“I pass, like night, from land to land;
I have strange power of speech;
That moment that his face I see,
I know the man that must hear me:
To him my tale I teach.” — Coleridge, The Rime of the Ancient Mariner
Many writers talk about the need to write. The words burst forth; they must be written lest the writer explode. Some stories have to be told. The Mariner is compelled to tell his story, creating wiser but sadder men. Boswell had to journal his life or he felt he had not actually lived it.
Yesterday at church and today at school, I met and heard Ela Weisberger, a survivor of the Terezin concentration camp. She is a modern-day Mariner, a person who has to tell her story, who compels us all to listen.
Ela was 11 when she entered the camp at Terezin. She was best friends with Pavel Friedman, the young man who wrote the famous poem, “The Butterfly.” She played the Cat in Brundibar and performed in The Fireflies. She painted and sang and wrote poetry because her teachers insisted that the children create art, tell stories. Her teacher told her to sign her name in defiance of the Nazis who insisted the children be only known as numbers. “You are not a number. You are a name,” her teacher told her. Of the 15,000 children who lived in Terezin, Ela was one of the 100 who survived. She nearly boarded the train to Auschwitz with her uncle, but she had left the number plaque she was supposed to wear around her neck in the barracks, and they wouldn’t let her board. She lived to become a soldier, a spy, a business owner, a writer, a painter. Forgetting her number allowed us all to know her name.
And now she spends the last years of her life telling her stories. “Remember,” she told us, “remember my friends who died.”
She said that she may not remember what she had for lunch yesterday, but she remembers the events of 75 years ago. “The things that happened…they became a part of my body,” she says. “I cannot forget.”

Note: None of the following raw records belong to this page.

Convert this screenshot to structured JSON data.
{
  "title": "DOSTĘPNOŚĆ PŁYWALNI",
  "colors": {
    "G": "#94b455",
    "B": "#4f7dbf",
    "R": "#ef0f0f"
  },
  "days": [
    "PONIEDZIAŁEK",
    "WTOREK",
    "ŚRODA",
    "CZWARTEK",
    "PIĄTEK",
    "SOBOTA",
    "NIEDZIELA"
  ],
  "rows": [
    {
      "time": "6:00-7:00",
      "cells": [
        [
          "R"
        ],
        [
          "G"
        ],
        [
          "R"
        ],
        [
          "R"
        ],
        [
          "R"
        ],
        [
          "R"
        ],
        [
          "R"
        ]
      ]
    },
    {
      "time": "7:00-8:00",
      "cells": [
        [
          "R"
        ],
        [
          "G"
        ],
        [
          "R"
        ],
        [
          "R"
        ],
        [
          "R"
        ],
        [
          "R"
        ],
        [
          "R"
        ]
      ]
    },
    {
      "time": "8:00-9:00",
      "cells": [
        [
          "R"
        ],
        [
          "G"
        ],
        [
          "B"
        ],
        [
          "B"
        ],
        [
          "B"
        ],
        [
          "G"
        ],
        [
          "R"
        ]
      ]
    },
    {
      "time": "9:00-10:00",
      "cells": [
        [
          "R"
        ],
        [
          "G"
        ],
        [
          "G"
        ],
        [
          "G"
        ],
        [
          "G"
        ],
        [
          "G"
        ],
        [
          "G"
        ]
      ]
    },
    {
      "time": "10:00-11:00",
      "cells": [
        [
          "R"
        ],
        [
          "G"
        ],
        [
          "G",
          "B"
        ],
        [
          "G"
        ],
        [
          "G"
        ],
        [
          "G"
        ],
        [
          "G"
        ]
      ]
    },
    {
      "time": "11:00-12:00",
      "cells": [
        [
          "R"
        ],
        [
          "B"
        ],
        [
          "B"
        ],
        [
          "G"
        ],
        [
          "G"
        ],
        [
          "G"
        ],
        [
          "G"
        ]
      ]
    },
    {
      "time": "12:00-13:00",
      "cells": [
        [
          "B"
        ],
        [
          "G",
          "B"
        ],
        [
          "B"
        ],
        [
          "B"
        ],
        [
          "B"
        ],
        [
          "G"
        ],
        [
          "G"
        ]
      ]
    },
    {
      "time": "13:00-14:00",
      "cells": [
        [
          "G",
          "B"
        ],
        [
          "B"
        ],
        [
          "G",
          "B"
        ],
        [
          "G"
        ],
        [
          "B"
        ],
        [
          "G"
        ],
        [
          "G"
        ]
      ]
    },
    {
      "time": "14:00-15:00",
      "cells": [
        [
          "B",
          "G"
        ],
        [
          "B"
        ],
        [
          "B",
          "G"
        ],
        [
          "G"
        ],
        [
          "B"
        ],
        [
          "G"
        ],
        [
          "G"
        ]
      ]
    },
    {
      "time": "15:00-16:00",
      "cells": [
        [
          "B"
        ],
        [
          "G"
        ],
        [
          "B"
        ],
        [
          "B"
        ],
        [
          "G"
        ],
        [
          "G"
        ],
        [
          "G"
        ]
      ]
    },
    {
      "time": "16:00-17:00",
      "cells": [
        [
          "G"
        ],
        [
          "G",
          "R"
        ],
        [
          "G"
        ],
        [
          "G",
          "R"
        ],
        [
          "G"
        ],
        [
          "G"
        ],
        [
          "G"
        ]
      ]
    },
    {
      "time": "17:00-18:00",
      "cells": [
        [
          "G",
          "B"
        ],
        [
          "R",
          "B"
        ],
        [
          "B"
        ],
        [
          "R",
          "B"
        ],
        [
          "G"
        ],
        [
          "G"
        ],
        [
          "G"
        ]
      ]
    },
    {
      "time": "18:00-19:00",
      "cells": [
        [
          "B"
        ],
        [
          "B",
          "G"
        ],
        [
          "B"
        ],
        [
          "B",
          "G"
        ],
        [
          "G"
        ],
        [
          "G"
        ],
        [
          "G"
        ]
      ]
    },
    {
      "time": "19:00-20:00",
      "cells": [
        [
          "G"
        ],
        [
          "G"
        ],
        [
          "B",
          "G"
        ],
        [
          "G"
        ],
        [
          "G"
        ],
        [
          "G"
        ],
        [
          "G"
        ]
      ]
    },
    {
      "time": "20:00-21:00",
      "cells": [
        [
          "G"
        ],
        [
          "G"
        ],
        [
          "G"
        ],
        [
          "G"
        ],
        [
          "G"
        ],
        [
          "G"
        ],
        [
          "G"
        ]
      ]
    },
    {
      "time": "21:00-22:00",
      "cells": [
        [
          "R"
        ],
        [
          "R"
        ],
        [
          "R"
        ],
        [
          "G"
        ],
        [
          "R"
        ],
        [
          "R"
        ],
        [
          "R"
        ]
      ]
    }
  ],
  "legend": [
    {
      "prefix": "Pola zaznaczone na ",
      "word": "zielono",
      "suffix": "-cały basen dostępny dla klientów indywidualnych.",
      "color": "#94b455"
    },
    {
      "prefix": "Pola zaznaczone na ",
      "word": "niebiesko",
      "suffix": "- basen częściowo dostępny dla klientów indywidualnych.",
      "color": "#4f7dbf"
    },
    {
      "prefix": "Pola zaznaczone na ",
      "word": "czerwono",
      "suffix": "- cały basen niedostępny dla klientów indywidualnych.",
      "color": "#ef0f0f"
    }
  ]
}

She tells their stories. She names their names. She shows us their art, their poetry, their music. They live as long as she remembers. As long as we listen and learn and remember. As long as we tell their stories.
When asked in an interview about his Jewish heritage and about his beliefs, Neil Gaiman said, “I believe in Story.” Ela lost her faith in God in Terezin, but she says she believes in good people. “Three things the Nazis could not take away from us,” she says. “The blue sky. The bright yellow sun. And the Invisible One inside us.” Now her Invisible One is the love of good people and Story.
“My sister says, ‘Ela, why do you have to keep talking about this?’ And I say that I have to talk about it. My mother said I was Chosen to tell the stories. And if one of these young people remembers the stories then no one can say it didn’t happen. No one can say the Nazis didn’t commit atrocities on children. It happened and we remember.”
In composition class, we have been talking about why people write, why we tell stories. The Alabama folklorist, Kathryn Tucker Windham, wrote that we tell ghost stories as a way of remembering history; the ghosts are the stories we don’t want to forget. Like the Mariner, Ela is haunted and haunting. With her stories lodged within us, we are both sadder and wiser. And we will remember.